Una vez revelada la naturaleza del problema, Guillermo del Valle se tranquilizó y su soliloquio adquirió un tono más amistoso, casi confidencial. Aunque muy joven e inexperto, gozaba de una posición insólita para conocer a fondo los entresijos del partido en el que militaba, en la medida en que veía simultáneamente a José Antonio en su faceta de jefe enérgico, seguro de sí mismo, de sus ideas y de su estrategia, y también, en el reducido círculo familiar, en compañía de Paquita, al José Antonio humano, con sus indecisiones, sus contradicciones y sus momentos de fatiga y desaliento, unas debilidades que no podía mostrar ni siquiera ante sus amigos más íntimos. Esto le había permitido percatarse de la terrible soledad del Jefe.

Al escucharle, Anthony reconocía en aquel muchacho rico, consentido, de aspecto aniñado y aires desenfadados, la perspicacia y la inteligencia atormentada que había podido detectar en sus hermanas. Esta constatación puso en guardia al inglés: en los últimos días se había sentido varias veces como un juguete en manos de las dos mujeres y no estaba dispuesto a repetir la experiencia con aquel mocoso.

– Entiendo lo que me cuentas -dijo-, pero ¿qué tiene que ver la traición con todo esto?

El joven falangista se levantó de la silla y dio unos pasos agitados por la habitación procurando no acercarse demasiado a la ventana.
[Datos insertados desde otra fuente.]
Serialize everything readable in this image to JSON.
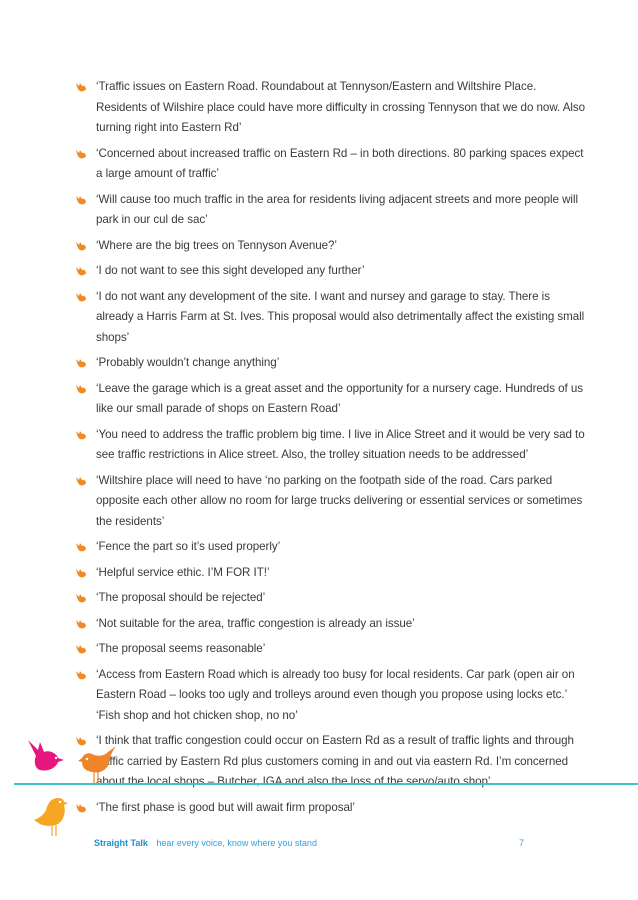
{
  "comments": [
    "‘Traffic issues on Eastern Road. Roundabout at Tennyson/Eastern and Wiltshire Place. Residents of Wilshire place could have more difficulty in crossing Tennyson that we do now. Also turning right into Eastern Rd’",
    "‘Concerned about increased traffic on Eastern Rd – in both directions. 80 parking spaces expect a large amount of traffic’",
    "‘Will cause too much traffic in the area for residents living adjacent streets and more people will park in our cul de sac’",
    "‘Where are the big trees on Tennyson Avenue?’",
    "‘I do not want to see this sight developed any further’",
    "‘I do not want any development of the site. I want and nursey and garage to stay. There is already a Harris Farm at St. Ives. This proposal would also detrimentally affect the existing small shops’",
    "‘Probably wouldn’t change anything’",
    "‘Leave the garage which is a great asset and the opportunity for a nursery cage. Hundreds of us like our small parade of shops on Eastern Road’",
    "‘You need to address the traffic problem big time. I live in Alice Street and it would be very sad to see traffic restrictions in Alice street. Also, the trolley situation needs to be addressed’",
    "‘Wiltshire place will need to have ‘no parking on the footpath side of the road. Cars parked opposite each other allow no room for large trucks delivering or essential services or sometimes the residents’",
    "‘Fence the part so it’s used properly’",
    "‘Helpful service ethic. I’M FOR IT!’",
    "‘The proposal should be rejected’",
    "‘Not suitable for the area, traffic congestion is already an issue’",
    "‘The proposal seems reasonable’",
    "‘Access from Eastern Road which is already too busy for local residents. Car park (open air on Eastern Road – looks too ugly and trolleys around even though you propose using locks etc.’ ‘Fish shop and hot chicken shop, no no’",
    "‘I think that traffic congestion could occur on Eastern Rd as a result of traffic lights and through traffic carried by Eastern Rd plus customers coming in and out via eastern Rd. I’m concerned about the local shops – Butcher, IGA and also the loss of the servo/auto shop’",
    "‘The first phase is good but will await firm proposal’"
  ],
  "footer": {
    "brand": "Straight Talk",
    "tagline": "hear every voice, know where you stand",
    "page_number": "7"
  },
  "colors": {
    "bullet": "#f08a24",
    "rule": "#40c4c8",
    "bird_pink": "#e5177e",
    "bird_orange": "#f0842a",
    "bird_yellow": "#f6a623",
    "footer_text": "#2ea3da"
  }
}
– ¿No lo entiendes? -exclamó-. Alguien trata de eliminar a José Antonio para hacerse con las riendas de la revolución o quizá para sofocarla en la cuna.

– Esto es sólo una conjetura, Guillermo. ¿Hay algún hecho que la sustente?

– Precisamente -dijo Guillermo del Valle con gran excitación-; si tuviera alguna prueba, un simple dato, iría derecho al Jefe y se lo contaría, sin rodeos. Pero si llego con las manos vacías, con simples suposiciones, ¿cómo se lo tomará? Montará en cólera y hará que me den una dosis de ricino. Y, sin embargo, yo sé que la intuición no me engaña. Algo importante está sucediendo, algo de consecuencias tremendas para el movimiento y para España.

Anthony dejó un intervalo antes de responder para recalcar la diferencia de actitud.

– Éste es el problema endémico de los españoles -dijo al fin extendiendo los brazos como si quisiera abarcar a todo el censo nacional-. Tenéis intuición pero carecéis de metodología. Hasta Velázquez cojeaba de este pie. ¿Puedes creer que con toda su formación técnica y a pesar de haber estado varios años en Italia, nunca llegó a dominar las leyes elementales de la perspectiva? Tú mismo, como has dicho hace un momento, tienes una formación jurídica, pero en lugar de proceder como un jurista, atento a los hechos probados y a la veracidad de los testimonios, piensas y actúas como un poeta. Hoy está de moda decir que la poesía es una forma de conocimiento, pero no estoy de acuerdo, al menos en cuestiones de esta índole. Al contrario, yo creo que hemos de anteponer la lógica a todo si no queremos precipitarnos en el caos. Hemos de convivir en un mundo de intereses contrapuestos, y la convivencia se basa en el cumplimiento colectivo de unas normas explícitas e iguales para todos.